Tracking is an integral component of order fulfilment in E-commerce. You can provide a seamless customer experience by building an intuitive order tracking interface. However, under the hood, there’s so much more you need to do. Most importantly, you have to carefully architect your services so as to reduce the unwanted load on your servers.
Considering the rate at which we were growing, we decided to rewrite our Tracking services in a more optimal fashion. In this roundup, I’ll talk about common pitfalls associated with tracking mechanisms and how we came up with a more efficient solution. I’ll also shed some light on our new and optimised tracking microservices.
Tracking in a Nutshell
Before we dive into the technical nuances of tracking, let’s have a bird’ eye view of why it is so important.
Usually, the customer only looks at the larger picture.
“I placed my order five days ago, why hasn’t it reached me yet when it was supposed to be delivered in three days”.
Moreover, customers often tend to forget the expected delivery date for the order.
This is the gap that tracking fills. It keeps customers informed on the status of their orders. Eventually, it helps them build trust in the store.
By providing the relevant information on the whereabouts of orders, tracking also helps to keep up your customer retention metrics. So if you’re witnessing a number of delayed deliveries you could very well be at the risk of losing a lot of customers. In this situation, an optimal tracking service might help you keep those customers intact.
Traditional Tracking Service Explained
Gone were the days when we had to run a query on the entire list of shipments to identify orders that are eligible to be tracked. Though webhooks are accepted as industry standards, it wasn’t an ideal solution for us
Initially, we followed a straightforward and brute-force approach. At that time, it gave us a great time to market and worked well for our product. So let me walk you through how we originally built our tracking services.
When a store processes its order through our panel, we assign it to a courier service provider. The courier service exposes its own APIs for getting real-time updates on the status of the delivery of the order.
Our tracking service runs a cron job to pull data from the courier service’s API periodically. We would then save this information in our database. Our own tracking API would now read this data and send it back to the relevant store’s tracking page.
Drawbacks of the Traditional Approach
In the present scenario, we track over 2.5 million orders every 30 minutes. Moreover, we fetch status updates on more than 1.5 million orders every day. Of course, we weren’t aware of these numbers back then. However, as we started processing more orders on a daily basis, we could see the rapidity with which our numbers would increase.
Therefore, we anticipated that this solution isn’t going to scale well in the future.

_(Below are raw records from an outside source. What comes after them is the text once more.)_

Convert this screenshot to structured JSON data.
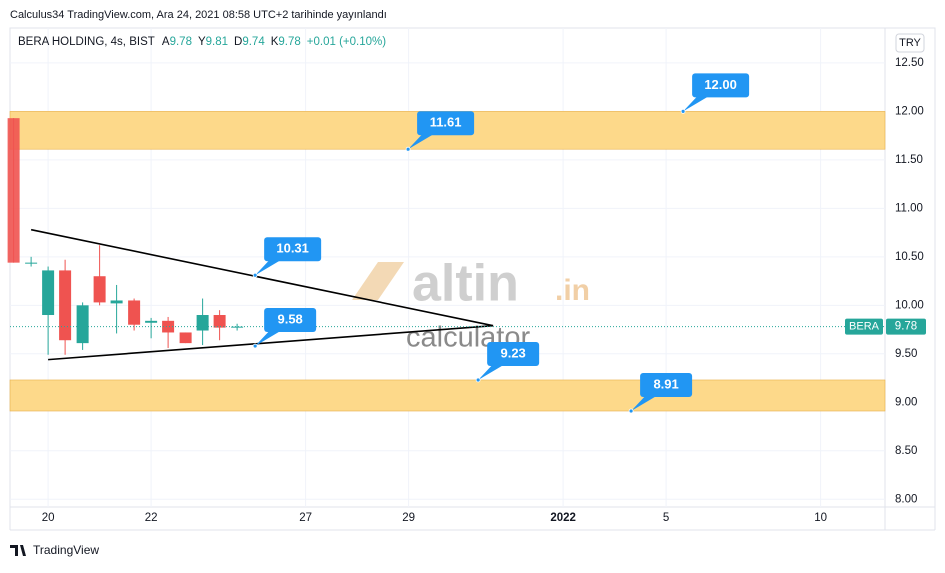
{
  "header": "Calculus34 TradingView.com, Ara 24, 2021 08:58 UTC+2 tarihinde yayınlandı",
  "footer": "TradingView",
  "watermark": {
    "main": "altin",
    "suffix": ".in",
    "sub": "calculator"
  },
  "chart_data": {
    "type": "candlestick",
    "title": "BERA HOLDING, 4s, BIST",
    "ohlc_legend": [
      {
        "key": "A",
        "value": 9.78
      },
      {
        "key": "Y",
        "value": 9.81
      },
      {
        "key": "D",
        "value": 9.74
      },
      {
        "key": "K",
        "value": 9.78
      }
    ],
    "change": "+0.01 (+0.10%)",
    "currency": "TRY",
    "x": [
      -0.67,
      -0.33,
      0,
      0.33,
      0.67,
      1,
      1.33,
      1.67,
      2,
      2.33,
      2.67,
      3,
      3.33,
      3.67
    ],
    "open": [
      11.93,
      10.43,
      9.9,
      10.36,
      9.61,
      10.3,
      10.02,
      10.05,
      9.82,
      9.84,
      9.72,
      9.74,
      9.9,
      9.78
    ],
    "high": [
      11.93,
      10.5,
      10.4,
      10.47,
      10.03,
      10.62,
      10.21,
      10.07,
      9.87,
      9.88,
      9.72,
      10.07,
      9.95,
      9.81
    ],
    "low": [
      10.44,
      10.4,
      9.49,
      9.49,
      9.54,
      10.0,
      9.71,
      9.74,
      9.66,
      9.56,
      9.61,
      9.59,
      9.64,
      9.74
    ],
    "close": [
      10.44,
      10.44,
      10.36,
      9.64,
      10.0,
      10.03,
      10.05,
      9.8,
      9.84,
      9.72,
      9.61,
      9.9,
      9.77,
      9.78
    ],
    "up_color": "#26a69a",
    "down_color": "#ef5350",
    "xlim": [
      -0.74,
      16.25
    ],
    "xticks": [
      {
        "value": 0,
        "label": "20"
      },
      {
        "value": 2,
        "label": "22"
      },
      {
        "value": 5,
        "label": "27"
      },
      {
        "value": 7,
        "label": "29"
      },
      {
        "value": 10,
        "label": "2022"
      },
      {
        "value": 12,
        "label": "5"
      },
      {
        "value": 15,
        "label": "10"
      }
    ],
    "ylim": [
      7.92,
      12.86
    ],
    "yticks": [
      {
        "value": 8,
        "label": "8.00"
      },
      {
        "value": 8.5,
        "label": "8.50"
      },
      {
        "value": 9,
        "label": "9.00"
      },
      {
        "value": 9.5,
        "label": "9.50"
      },
      {
        "value": 10,
        "label": "10.00"
      },
      {
        "value": 10.5,
        "label": "10.50"
      },
      {
        "value": 11,
        "label": "11.00"
      },
      {
        "value": 11.5,
        "label": "11.50"
      },
      {
        "value": 12,
        "label": "12.00"
      },
      {
        "value": 12.5,
        "label": "12.50"
      }
    ],
    "grid": true,
    "zones": [
      {
        "from": 11.61,
        "to": 12,
        "color": "#fdd98a"
      },
      {
        "from": 8.91,
        "to": 9.23,
        "color": "#fdd98a"
      }
    ],
    "trendlines": [
      {
        "x": [
          -0.33,
          8.64
        ],
        "y": [
          10.78,
          9.79
        ]
      },
      {
        "x": [
          0,
          8.64
        ],
        "y": [
          9.44,
          9.79
        ]
      }
    ],
    "callouts": [
      {
        "x": 12.33,
        "value": 12,
        "label": "12.00"
      },
      {
        "x": 6.99,
        "value": 11.61,
        "label": "11.61"
      },
      {
        "x": 4.02,
        "value": 10.31,
        "label": "10.31"
      },
      {
        "x": 4.02,
        "value": 9.58,
        "label": "9.58"
      },
      {
        "x": 8.35,
        "value": 9.23,
        "label": "9.23"
      },
      {
        "x": 11.32,
        "value": 8.91,
        "label": "8.91"
      }
    ],
    "callout_color": "#2196f3",
    "last_price": {
      "name": "BERA",
      "value": 9.78,
      "color": "#26a69a"
    }
  }
}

Largely due to the huge amount of redundant read and write operations we were performing in our database.
Let me reiterate this. For every single request to the courier service API, we executed a write query in our database. We were blindly updating our database records regardless if they had actually changed or not. For instance, let’s say that an order was tracked but it had no status update. Logically, we don’t need to update its entry in our database because, for this entry, nothing has changed.
But our traditional approach didn’t allow us this flexibility. Hence, there was no validation mechanism before updating the tracking data in the database.

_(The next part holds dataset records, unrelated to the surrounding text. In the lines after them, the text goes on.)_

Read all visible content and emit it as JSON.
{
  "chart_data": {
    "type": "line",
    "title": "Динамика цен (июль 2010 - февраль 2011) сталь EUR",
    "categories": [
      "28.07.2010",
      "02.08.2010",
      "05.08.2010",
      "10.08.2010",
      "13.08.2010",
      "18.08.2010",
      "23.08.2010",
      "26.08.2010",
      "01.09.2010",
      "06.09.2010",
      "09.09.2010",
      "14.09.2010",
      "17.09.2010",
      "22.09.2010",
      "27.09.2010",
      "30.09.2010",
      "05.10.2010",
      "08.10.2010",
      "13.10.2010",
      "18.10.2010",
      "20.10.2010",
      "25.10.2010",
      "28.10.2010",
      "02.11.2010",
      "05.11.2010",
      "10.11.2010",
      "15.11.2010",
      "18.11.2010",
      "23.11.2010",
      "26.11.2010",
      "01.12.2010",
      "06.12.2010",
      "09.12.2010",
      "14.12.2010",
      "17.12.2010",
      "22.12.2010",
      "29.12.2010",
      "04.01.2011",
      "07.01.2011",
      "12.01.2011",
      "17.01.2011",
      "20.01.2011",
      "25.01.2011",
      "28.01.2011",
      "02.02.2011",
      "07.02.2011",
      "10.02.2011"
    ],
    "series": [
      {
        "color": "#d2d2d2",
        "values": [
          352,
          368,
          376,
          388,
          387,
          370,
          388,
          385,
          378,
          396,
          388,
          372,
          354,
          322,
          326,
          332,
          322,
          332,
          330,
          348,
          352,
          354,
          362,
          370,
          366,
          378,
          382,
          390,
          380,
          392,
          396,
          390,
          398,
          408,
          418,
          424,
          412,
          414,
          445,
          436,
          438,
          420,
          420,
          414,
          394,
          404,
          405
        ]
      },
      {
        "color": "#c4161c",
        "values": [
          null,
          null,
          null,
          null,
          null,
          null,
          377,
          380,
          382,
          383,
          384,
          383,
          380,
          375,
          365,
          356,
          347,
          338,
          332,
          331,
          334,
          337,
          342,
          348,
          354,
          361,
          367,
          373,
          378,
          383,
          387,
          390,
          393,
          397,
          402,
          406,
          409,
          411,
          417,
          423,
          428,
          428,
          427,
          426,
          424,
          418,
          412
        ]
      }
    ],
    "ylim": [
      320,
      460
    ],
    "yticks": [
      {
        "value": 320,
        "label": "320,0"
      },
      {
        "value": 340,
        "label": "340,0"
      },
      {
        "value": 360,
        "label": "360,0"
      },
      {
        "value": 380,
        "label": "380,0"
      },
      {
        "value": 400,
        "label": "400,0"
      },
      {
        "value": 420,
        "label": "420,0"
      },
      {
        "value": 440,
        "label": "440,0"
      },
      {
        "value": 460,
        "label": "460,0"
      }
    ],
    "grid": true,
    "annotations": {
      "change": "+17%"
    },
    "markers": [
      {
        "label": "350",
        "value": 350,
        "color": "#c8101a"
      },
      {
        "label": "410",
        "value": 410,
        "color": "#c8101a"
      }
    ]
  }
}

Consequently, our own tracking API used by the store was also reading this data from the database. All in all the large number of requests attributed to a large number of external queries. In terms of server resources, tracking became extremely expensive for us and we had to find a more optimal approach.
Introducing the Optimal Tracking Microservice
The first thing we decided to do was pull out our tracking module into a separate microservice. Not because we fancied microservices or it was cool at that time. Simply because it was a wise decision to move forward given our scale. Hence our improved tracking solution would work independently from other applications and will run on a different server.

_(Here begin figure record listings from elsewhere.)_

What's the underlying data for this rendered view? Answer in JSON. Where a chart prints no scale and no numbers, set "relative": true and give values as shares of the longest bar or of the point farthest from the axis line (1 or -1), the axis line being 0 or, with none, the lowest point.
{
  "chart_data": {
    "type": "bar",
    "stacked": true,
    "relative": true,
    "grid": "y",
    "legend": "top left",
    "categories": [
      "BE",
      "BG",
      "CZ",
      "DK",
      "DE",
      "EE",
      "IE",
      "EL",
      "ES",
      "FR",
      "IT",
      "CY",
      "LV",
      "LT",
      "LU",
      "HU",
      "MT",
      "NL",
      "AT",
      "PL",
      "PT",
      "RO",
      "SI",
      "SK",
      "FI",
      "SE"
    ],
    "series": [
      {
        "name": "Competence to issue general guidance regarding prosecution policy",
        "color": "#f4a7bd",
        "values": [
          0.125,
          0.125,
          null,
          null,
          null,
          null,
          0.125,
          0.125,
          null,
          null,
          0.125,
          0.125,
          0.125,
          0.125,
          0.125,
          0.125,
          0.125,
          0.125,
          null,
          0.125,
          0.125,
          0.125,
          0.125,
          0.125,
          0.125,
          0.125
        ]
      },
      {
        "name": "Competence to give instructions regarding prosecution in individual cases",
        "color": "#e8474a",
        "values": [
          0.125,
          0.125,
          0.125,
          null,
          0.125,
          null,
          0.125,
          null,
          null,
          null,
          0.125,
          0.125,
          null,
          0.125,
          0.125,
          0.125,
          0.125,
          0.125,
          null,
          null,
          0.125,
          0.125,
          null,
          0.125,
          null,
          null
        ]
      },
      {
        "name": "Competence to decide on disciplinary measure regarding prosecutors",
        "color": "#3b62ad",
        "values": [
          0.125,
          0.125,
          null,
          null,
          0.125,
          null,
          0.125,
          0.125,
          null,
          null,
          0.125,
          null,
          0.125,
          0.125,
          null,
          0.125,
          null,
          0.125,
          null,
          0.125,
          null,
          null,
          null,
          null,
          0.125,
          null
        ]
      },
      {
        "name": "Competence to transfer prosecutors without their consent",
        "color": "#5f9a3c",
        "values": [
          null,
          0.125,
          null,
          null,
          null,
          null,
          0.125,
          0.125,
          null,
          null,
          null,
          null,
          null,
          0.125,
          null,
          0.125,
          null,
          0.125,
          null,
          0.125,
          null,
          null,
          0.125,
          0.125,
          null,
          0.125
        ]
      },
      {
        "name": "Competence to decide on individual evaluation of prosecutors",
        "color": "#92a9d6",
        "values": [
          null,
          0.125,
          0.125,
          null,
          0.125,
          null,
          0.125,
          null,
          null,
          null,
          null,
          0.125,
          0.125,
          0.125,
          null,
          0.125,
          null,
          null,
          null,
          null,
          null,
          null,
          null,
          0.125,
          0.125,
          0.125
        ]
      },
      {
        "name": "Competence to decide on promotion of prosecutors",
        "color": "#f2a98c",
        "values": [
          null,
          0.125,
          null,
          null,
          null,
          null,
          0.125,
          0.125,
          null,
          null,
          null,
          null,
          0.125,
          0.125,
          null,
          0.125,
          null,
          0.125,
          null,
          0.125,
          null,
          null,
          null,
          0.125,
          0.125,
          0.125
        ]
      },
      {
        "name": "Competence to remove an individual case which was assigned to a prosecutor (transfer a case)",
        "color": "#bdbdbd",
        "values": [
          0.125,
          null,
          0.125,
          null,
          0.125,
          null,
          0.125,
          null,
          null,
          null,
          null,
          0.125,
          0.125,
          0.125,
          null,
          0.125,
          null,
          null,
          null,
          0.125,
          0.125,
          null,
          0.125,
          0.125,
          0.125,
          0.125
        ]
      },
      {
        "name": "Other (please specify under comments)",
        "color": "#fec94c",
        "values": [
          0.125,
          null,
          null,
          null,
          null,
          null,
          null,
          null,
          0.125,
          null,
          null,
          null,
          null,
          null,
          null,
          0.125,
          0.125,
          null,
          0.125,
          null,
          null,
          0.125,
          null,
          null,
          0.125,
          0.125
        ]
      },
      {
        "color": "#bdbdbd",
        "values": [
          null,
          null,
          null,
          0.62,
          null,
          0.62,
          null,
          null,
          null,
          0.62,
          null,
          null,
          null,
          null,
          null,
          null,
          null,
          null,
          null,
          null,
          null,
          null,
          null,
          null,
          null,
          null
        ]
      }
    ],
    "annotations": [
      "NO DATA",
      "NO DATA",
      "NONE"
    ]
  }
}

Like previously, our new tracking microservice would also pull data from the courier service APIs periodically. However, this time instead of writing the entire data in the database, it had a validation mechanism.
The microservice would compare the new data to check if the tracking data has changed. It then pushes the updated data in a queue. This queue provides us an asynchronous call that can reduce unwanted load on the server. We set different queues corresponding to different courier services that we worked with. Consequently, we update our database only for the data that has changed.
Furthermore, we used MySQL partitions to split our database into pools. Each pool was mapped with a frequency of tracking. This frequency represents the interval at which we make a fresh request to get the courier service API, believing that we might get some update on the status of the order. The frequency was decided on the basis of the types of order status.
For instance, pool 0 represents an order that has the status of forward scan. This order would be tracked every 30 minutes. So in this case, pool 0 is mapped to a frequency of 30 minutes. Similarly we had pool 1 to represent orders that had no status updates from the courier services in the last 3 weeks. Orders in this pool would be tracked once every 2 days. Finally, we had pool 3 mapped to frequency of an hour where orders would be tracked on an hourly basis.
Advantages of Optimal Tracking
With the implementation of the optimal tracking microservice, we ensured that all shipments are tracked in real-time. Compared to existing solutions, the concurrency of tracking order status increased. However, this happened without compromising on our CPU resources.
We abstracted away from our main server and introduced a validation mechanism before writing into our database. Thus the CPU utilization of our main application server and database was reduced by a great factor.
To give more perspective, we identified and removed over 4 million redundant update operations to our core database every hour.